As most of you know, a total of 62 Legend MkI frames have been used, abused, raced and podiumed over the last 18 months, all in the name of progress. I have had huge amounts of feedback and suggestions from a lot of great riders, bike mechanics and engineers, and I have tried my best to take it all on board and use it to develop, refine and improve the Legend for the MkII version which will be available to the public for 2010.

In general the feedback was very positive. Everyone seemed to comment on just how fast this bike was and the majority loved the way it rode, but there was definitely room for improvement.

I'll admit that we did run into a few issues. The biggest issue was pivot wear... not the bushings wearing out, but the axles! I've tried a couple of different materials, but due to the high loads and large diameters combined with wide angles of oscillation wear has proven to be an issue on the legend. The other issue with bushings on the legend frame has been stiction if tolerances are not spot on, or pivots are over tightened. So after much debate, I have switched the design to run on high quality (INA) large diameter fully sealed cartridge bearings, combined with a new pivot assembly to reduce friction in pivots to an absolute minimum, whist still being able to handle the loads without needing to be replaced regularly.

To put this in perspective, the bearings I am using in the main pivot where loads are highest are 6202-2RS bearings which have a 35mm OD. Bigger bearings cope with bigger loads.
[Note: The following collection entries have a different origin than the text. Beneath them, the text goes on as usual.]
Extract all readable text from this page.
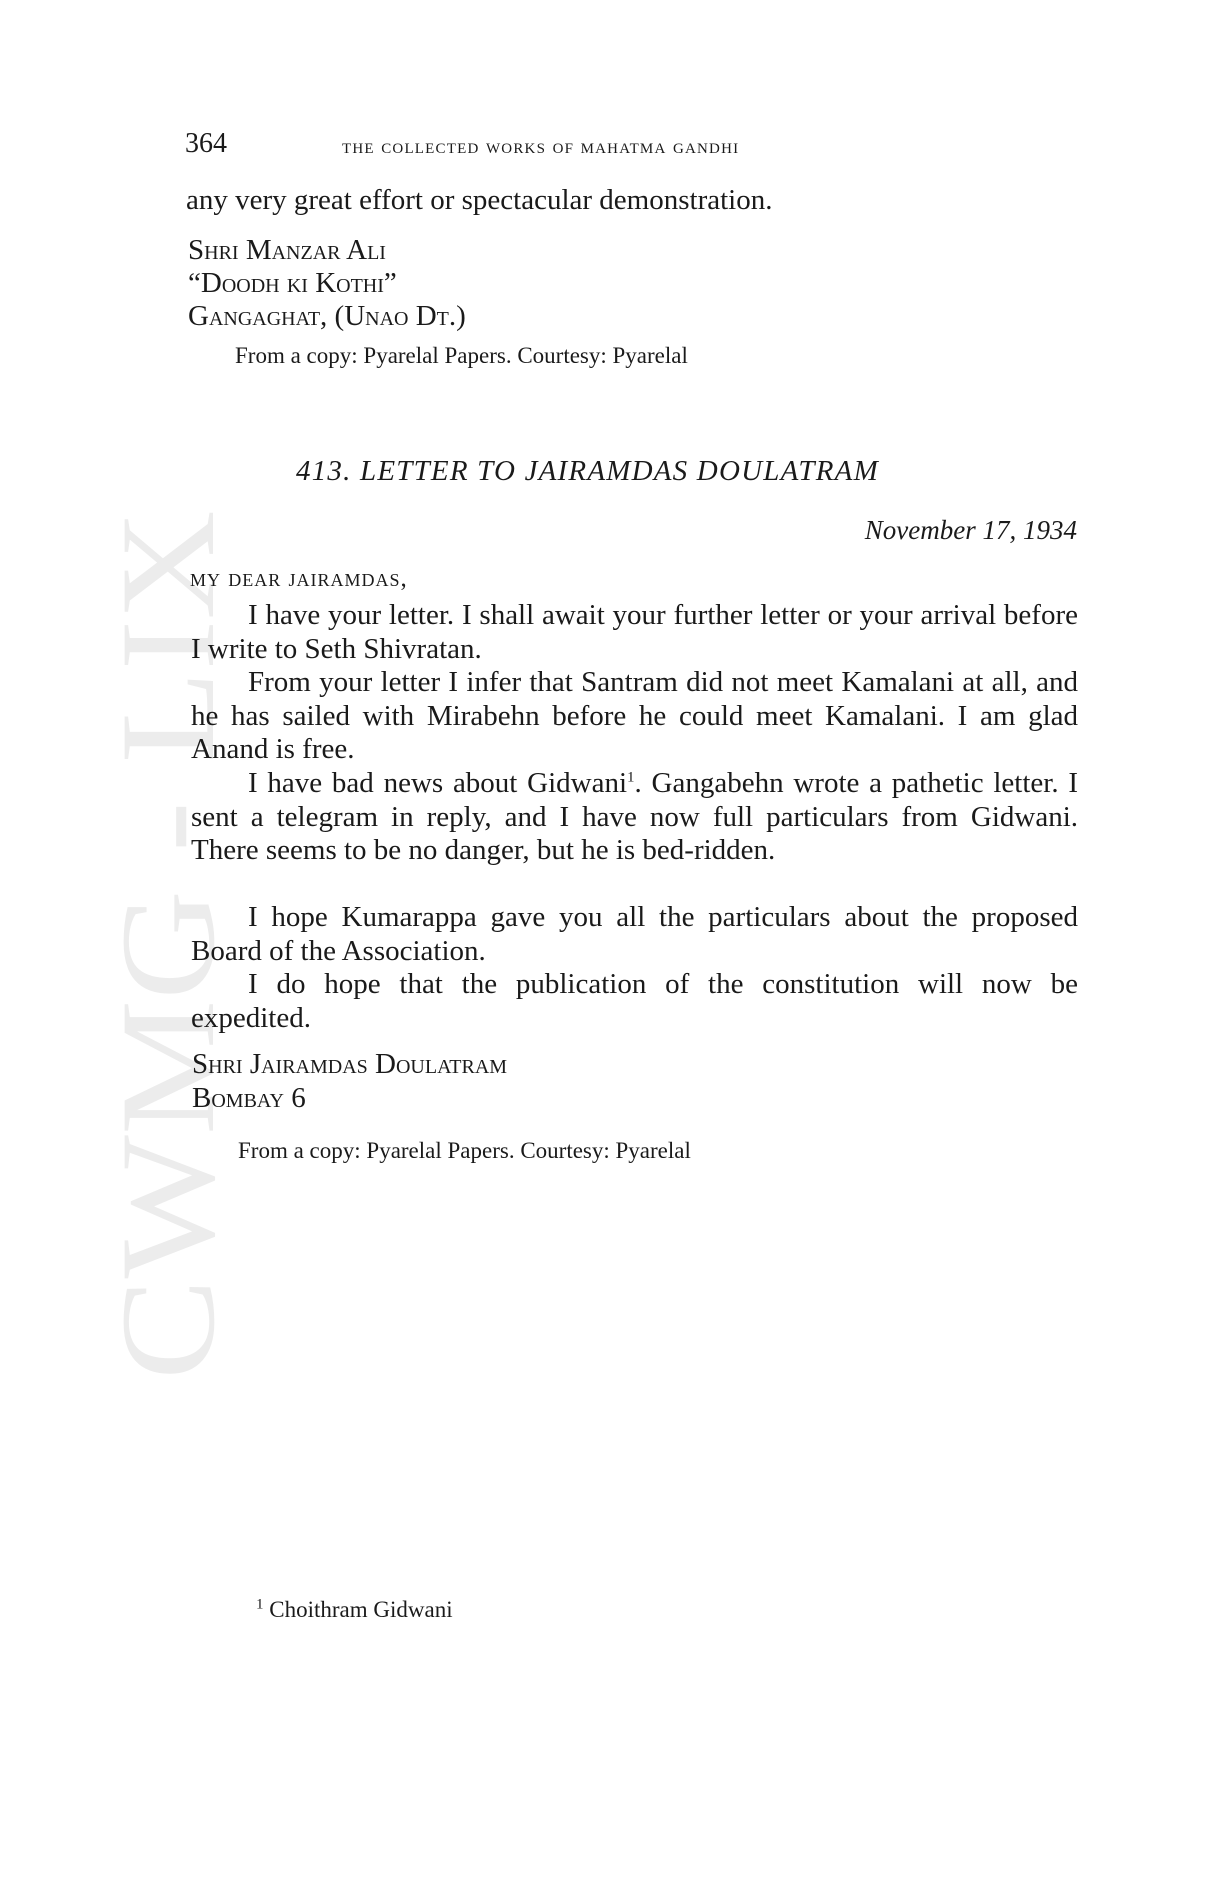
CWMG LIX
364	the collected works of mahatma gandhi
any very great effort or spectacular demonstration.
Shri Manzar Ali
“Doodh ki Kothi”
Gangaghat, (Unao Dt.)
From a copy: Pyarelal Papers. Courtesy: Pyarelal
413. LETTER TO JAIRAMDAS DOULATRAM
November 17, 1934
my dear jairamdas,
I have your letter. I shall await your further letter or your arrival before I write to Seth Shivratan.
From your letter I infer that Santram did not meet Kamalani at all, and he has sailed with Mirabehn before he could meet Kamalani. I am glad Anand is free.
I have bad news about Gidwani$^1$. Gangabehn wrote a pathetic letter. I sent a telegram in reply, and I have now full particulars from Gidwani. There seems to be no danger, but he is bed-ridden.
I hope Kumarappa gave you all the particulars about the proposed Board of the Association.
I do hope that the publication of the constitution will now be expedited.
Shri Jairamdas Doulatram
Bombay 6
From a copy: Pyarelal Papers. Courtesy: Pyarelal
$^1$ Choithram Gidwani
All the bearings I have used are also common bearings, and so affordable and easy to source. If you did need to do a full bearing replacement for every pivot, then I calculated total cost to be around $40 if bought from a regular bearing supplier. I was checking out a competitors bike, and the main pivot which takes similar load to the legend main pivot, uses a bearing that only takes 1/4 the load, and costs almost 4 times as much!

I considered needle bearings and double row angular contact bearings, but after some number crunching and load analysis, the deep groove ball bearing came out on top. It can cope well with lateral loading (which happens a lot in DH racing) as well as the axial loads that the suspension demands. I have kept the pivot assemblies as simple as possible, as well as fully floating, there is zero friction caused by friction on washers or anything like that. All pivot axles will be manufactured from high grade steel (12.9Cp) and we will be looking at doing a racer upgrade kit in titanium in the future to save some grams, and add a little bling.
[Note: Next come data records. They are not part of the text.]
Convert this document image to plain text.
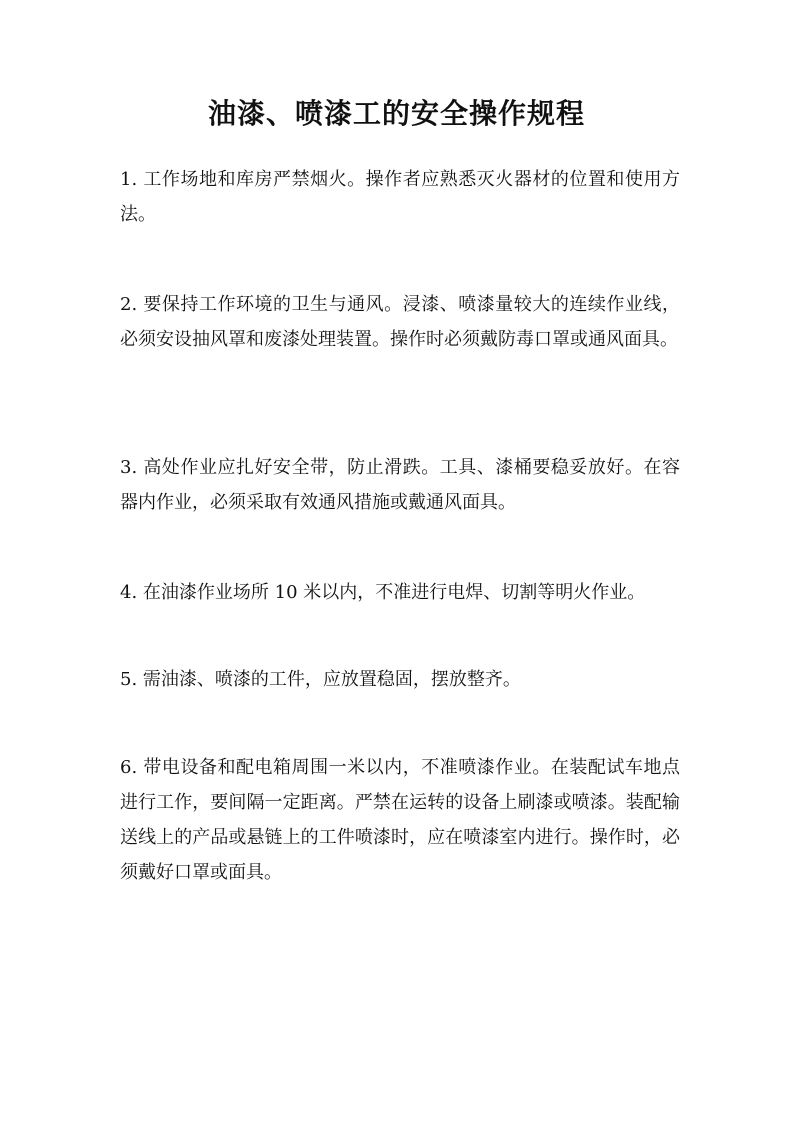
油漆、喷漆工的安全操作规程
1. 工作场地和库房严禁烟火。操作者应熟悉灭火器材的位置和使用方法。
2. 要保持工作环境的卫生与通风。浸漆、喷漆量较大的连续作业线，必须安设抽风罩和废漆处理装置。操作时必须戴防毒口罩或通风面具。
3. 高处作业应扎好安全带，防止滑跌。工具、漆桶要稳妥放好。在容器内作业，必须采取有效通风措施或戴通风面具。
4. 在油漆作业场所 10 米以内，不准进行电焊、切割等明火作业。
5. 需油漆、喷漆的工件，应放置稳固，摆放整齐。
6. 带电设备和配电箱周围一米以内，不准喷漆作业。在装配试车地点进行工作，要间隔一定距离。严禁在运转的设备上刷漆或喷漆。装配输送线上的产品或悬链上的工件喷漆时，应在喷漆室内进行。操作时，必须戴好口罩或面具。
The bearings themselves add a little weight over bushings, but I have cancelled this out by weight savings elsewhere, while also making the bike stronger in the process.

It is not just the bearings that have changed however, there have been literally hundreds of tweaks and alterations based on the feedback I received. Not a single CNC part remains the same as the last batch, everything has been looked at again and refined or totally redesigned. It might take a keen eye to spot them, but there are changes almost everywhere to strengthen, lighten and generally improve the design and make it more compatible with parts like chain guides, as well as improve manufacturing tolerances by changing assembly patterns.

Other main changes:

  • There will only be one travel setting of 8" (203mm)
I found that nearly everyone rode their MkI legends in the one setting the whole time without switching except to give the other option a quick try. I feel that 8" is the right amount of travel for the majority of DH courses.

  • Suspension linkage
I have modified the linkage geometry and components to make the leverage curve a little bit more linear (was slightly too progressive before). This will make tuning shocks easier, and offer the rider slightly more control and traction.

The axle path is not as initially rearward as before, which reduces the chainstretch and pedal kickback experienced. Don't worry, it is still more rearward than most DH bikes to give great square edge bump absorbtion, but will feel more controlled now, as the radius of curvature of the axle path is not as tight.

  • Geometry

Well, I'll let the following geo table do the talking here, but essentially the BB has dropped, the head angle has slackened, and the top tubes are longer. The longer top tubes have pushed the weight up slightly, but only by maybe 100g or so. We'll post actual weights when we have a couple of protos ready.

I think I have covered everything now, and anything I haven't you will probably be able to spot in the following pics from my computer screen.

Oh, I'm blatantly going to be asked about cost and availability dates... Cost has yet to be confirmed as it depends on a few factors as well as the shock that we ship the frame with. Availability will be early 2010.

I want to just say a big thanks to all those legend test riders out there who have supplied me with feedback. I have done my best to adjust everything accordingly to follow the general trend. I couldn't have done it without you!